Supplementary S1: Pseudo-codes of exact simulation and \(\tau \)-leaping for the CTMC simulation model. Here, we present the pseudo-codes for both the exact Stochastic Simulation Algorithm (SSA) and the hybrid \(\tau \)-leaping algorithm, designed for our multidimensional CTMC stochastic simulation model.

Supplementary S2: Determining an error bound for the Hybrid tau-leaping simulation model. Here, a reasonable choice of the error bound \(\epsilon \) (\(0 < \epsilon \ll \)1) for the hybrid tau-leaping simulation model was investigated by exploring the trade-off between simulation accuracy and computational speed at some predefined parameter values based on 100 different simulation realisations or repetitions; where each simulation realisation corresponded to the nine observed parasite-fish groups (given fish sex, fish size, fish stock and parasite strain).
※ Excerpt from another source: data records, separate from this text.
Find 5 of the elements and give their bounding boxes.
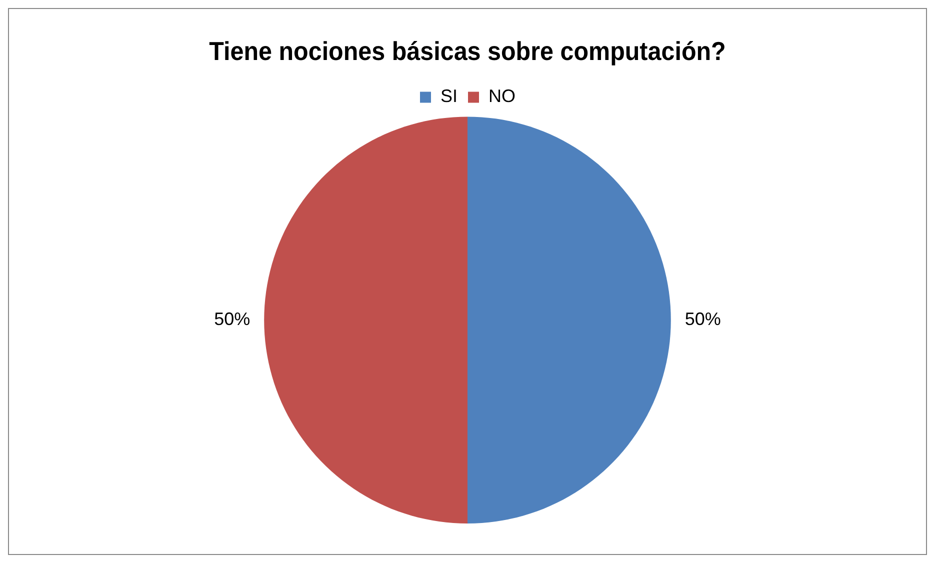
- legend-label: NO: [488, 86, 516, 106]
- data-label: 50%: [684, 309, 721, 330]
- legend-label: SI: [440, 86, 458, 106]
- data-label: 50%: [214, 309, 250, 330]
- chart-title: Tiene nociones básicas sobre computación?: [209, 37, 726, 66]
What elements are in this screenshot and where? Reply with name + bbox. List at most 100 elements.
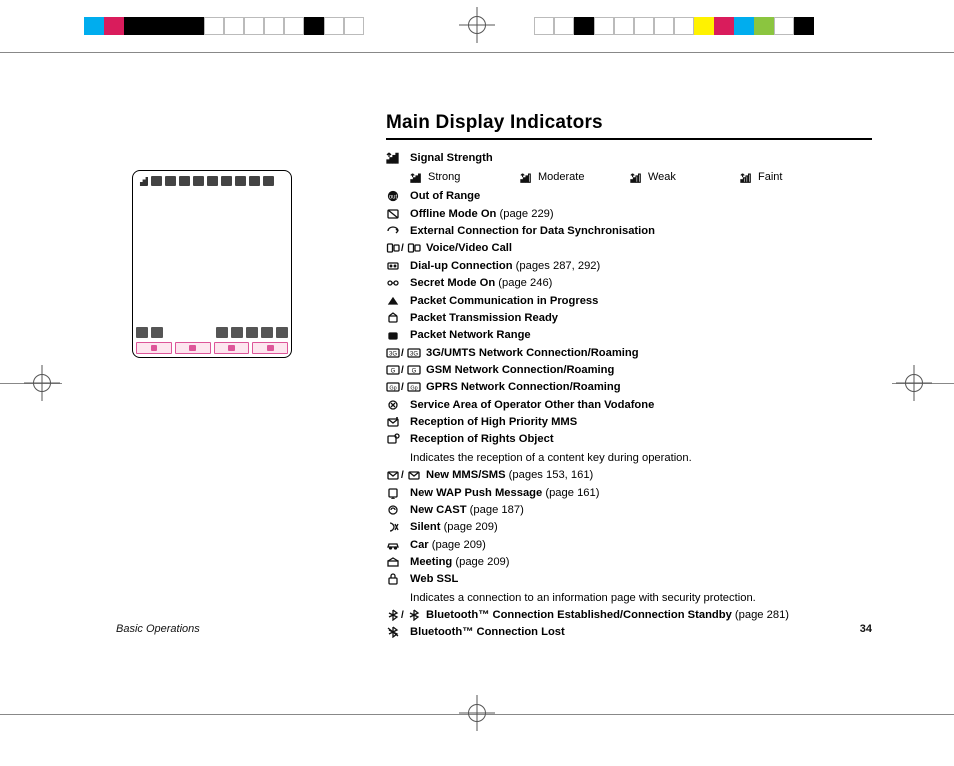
indicator-label: New MMS/SMS — [426, 469, 506, 481]
reg-swatches-right — [534, 17, 814, 35]
phone-softkeys — [136, 342, 288, 354]
crosshair-right — [896, 365, 932, 401]
signal-level-label: Weak — [648, 169, 676, 186]
indicator-label: Meeting — [410, 556, 452, 568]
signal-level-label: Faint — [758, 169, 782, 186]
indicator-description: Indicates the reception of a content key… — [410, 450, 872, 467]
indicator-label: Reception of High Priority MMS — [410, 416, 577, 428]
svg-text:Gp: Gp — [389, 386, 396, 392]
indicator-label: Out of Range — [410, 190, 480, 202]
indicator-note: (page 187) — [467, 504, 524, 516]
indicator-item: Signal Strength Strong Moderate Weak Faint — [386, 150, 872, 186]
reg-swatches-left — [84, 17, 364, 35]
indicator-description: Indicates a connection to an information… — [410, 590, 872, 607]
page-footer: Basic Operations 34 — [116, 623, 872, 635]
section-label: Basic Operations — [116, 623, 200, 635]
signal-level: Weak — [630, 169, 740, 186]
icon-separator: / — [401, 241, 404, 257]
indicator-item: Dial-up Connection (pages 287, 292) — [386, 258, 872, 275]
indicator-note: (pages 287, 292) — [513, 260, 601, 272]
ssl-icon — [386, 573, 400, 585]
signal-3-icon — [520, 172, 532, 183]
silent-icon — [386, 521, 400, 533]
indicator-item: New WAP Push Message (page 161) — [386, 485, 872, 502]
indicator-item: Service Area of Operator Other than Voda… — [386, 397, 872, 414]
indicator-label: Car — [410, 539, 429, 551]
indicator-item: Packet Transmission Ready — [386, 310, 872, 327]
icon-separator: / — [401, 468, 404, 484]
signal-level-label: Strong — [428, 169, 460, 186]
secret-icon — [386, 277, 400, 289]
3g-icon: 3G — [386, 347, 400, 359]
indicator-item: / Voice/Video Call — [386, 240, 872, 257]
mms-priority-icon — [386, 416, 400, 428]
indicator-item: G/GGSM Network Connection/Roaming — [386, 362, 872, 379]
indicator-label: GSM Network Connection/Roaming — [426, 364, 614, 376]
offline-icon — [386, 208, 400, 220]
indicator-label: Reception of Rights Object — [410, 433, 554, 445]
packet-comm-icon — [386, 295, 400, 307]
packet-ready-icon — [386, 312, 400, 324]
car-icon — [386, 539, 400, 551]
gprs-icon: Gp — [386, 381, 400, 393]
indicator-note: (page 161) — [542, 487, 599, 499]
guide-line-top — [0, 52, 954, 53]
indicator-item: out Out of Range — [386, 188, 872, 205]
indicator-item: 3G/3G3G/UMTS Network Connection/Roaming — [386, 345, 872, 362]
indicator-item: New CAST (page 187) — [386, 502, 872, 519]
signal-level-label: Moderate — [538, 169, 584, 186]
new-mms-icon — [386, 469, 400, 481]
signal-levels-row: Strong Moderate Weak Faint — [410, 169, 872, 186]
indicator-note: (page 209) — [440, 521, 497, 533]
icon-separator: / — [401, 608, 404, 624]
svg-text:Gp: Gp — [410, 386, 417, 392]
indicator-list-column: Signal Strength Strong Moderate Weak Faint ou… — [386, 150, 872, 642]
cast-icon — [386, 504, 400, 516]
indicator-label: Web SSL — [410, 573, 458, 585]
indicator-label: Signal Strength — [410, 152, 493, 164]
indicator-list: Signal Strength Strong Moderate Weak Faint ou… — [386, 150, 872, 642]
new-mms-icon-alt — [407, 469, 421, 481]
signal-4-icon — [410, 172, 422, 183]
signal-1-icon — [740, 172, 752, 183]
bluetooth-icon-alt — [407, 609, 421, 621]
phone-bottom-icons — [136, 325, 288, 339]
packet-range-icon — [386, 329, 400, 341]
signal-level: Faint — [740, 169, 850, 186]
page-title: Main Display Indicators — [386, 112, 872, 134]
operator-icon — [386, 399, 400, 411]
indicator-item: Secret Mode On (page 246) — [386, 275, 872, 292]
indicator-label: Packet Communication in Progress — [410, 295, 598, 307]
title-rule — [386, 138, 872, 140]
indicator-label: Dial-up Connection — [410, 260, 513, 272]
gprs-icon-alt: Gp — [407, 381, 421, 393]
gsm-icon-alt: G — [407, 364, 421, 376]
svg-text:3G: 3G — [410, 351, 418, 357]
indicator-note: (pages 153, 161) — [506, 469, 594, 481]
dialup-icon — [386, 260, 400, 272]
indicator-note: (page 209) — [429, 539, 486, 551]
indicator-item: Web SSL Indicates a connection to an info… — [386, 571, 872, 607]
indicator-item: Reception of High Priority MMS — [386, 414, 872, 431]
indicator-item: Offline Mode On (page 229) — [386, 206, 872, 223]
indicator-label: Packet Transmission Ready — [410, 312, 558, 324]
indicator-note: (page 281) — [732, 609, 789, 621]
phone-status-bar — [136, 174, 288, 188]
indicator-label: Offline Mode On — [410, 208, 496, 220]
icon-separator: / — [401, 363, 404, 379]
indicator-label: Packet Network Range — [410, 329, 531, 341]
indicator-item: External Connection for Data Synchronisa… — [386, 223, 872, 240]
indicator-note: (page 209) — [452, 556, 509, 568]
icon-separator: / — [401, 346, 404, 362]
indicator-label: Voice/Video Call — [426, 242, 512, 254]
signal-icon — [386, 152, 400, 164]
phone-mockup — [132, 170, 292, 358]
out-of-range-icon: out — [386, 190, 400, 202]
svg-text:G: G — [391, 369, 396, 375]
indicator-label: Bluetooth™ Connection Established/Connec… — [426, 609, 732, 621]
signal-level: Strong — [410, 169, 520, 186]
indicator-label: New CAST — [410, 504, 467, 516]
indicator-label: New WAP Push Message — [410, 487, 542, 499]
indicator-label: 3G/UMTS Network Connection/Roaming — [426, 347, 639, 359]
indicator-item: Packet Communication in Progress — [386, 293, 872, 310]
Supplementary S3: Projection of parasite numbers after fish mortality. Here, an optimised linear regression function is developed to aid in computing the summary statistics during ABC fitting of our sophisticated simulation model after premature host mortality (which also includes a proposed theorem and its mathematical proof).

Supplementary S4: Assessing the weighted-iterative ABC and regression adjustments using a numerical experiment. Here, we present the results of a numerical experiment conducted with our stochastic simulation model at pre-defined parameter values. The aim is to evaluate the performance of our modified ABC-SMC sampler and investigate model identifiability. Supplementary Figures: Marginal density plots of the unadjusted ABC posterior at N = 500, 1000 and 1500 given the observed empirical data.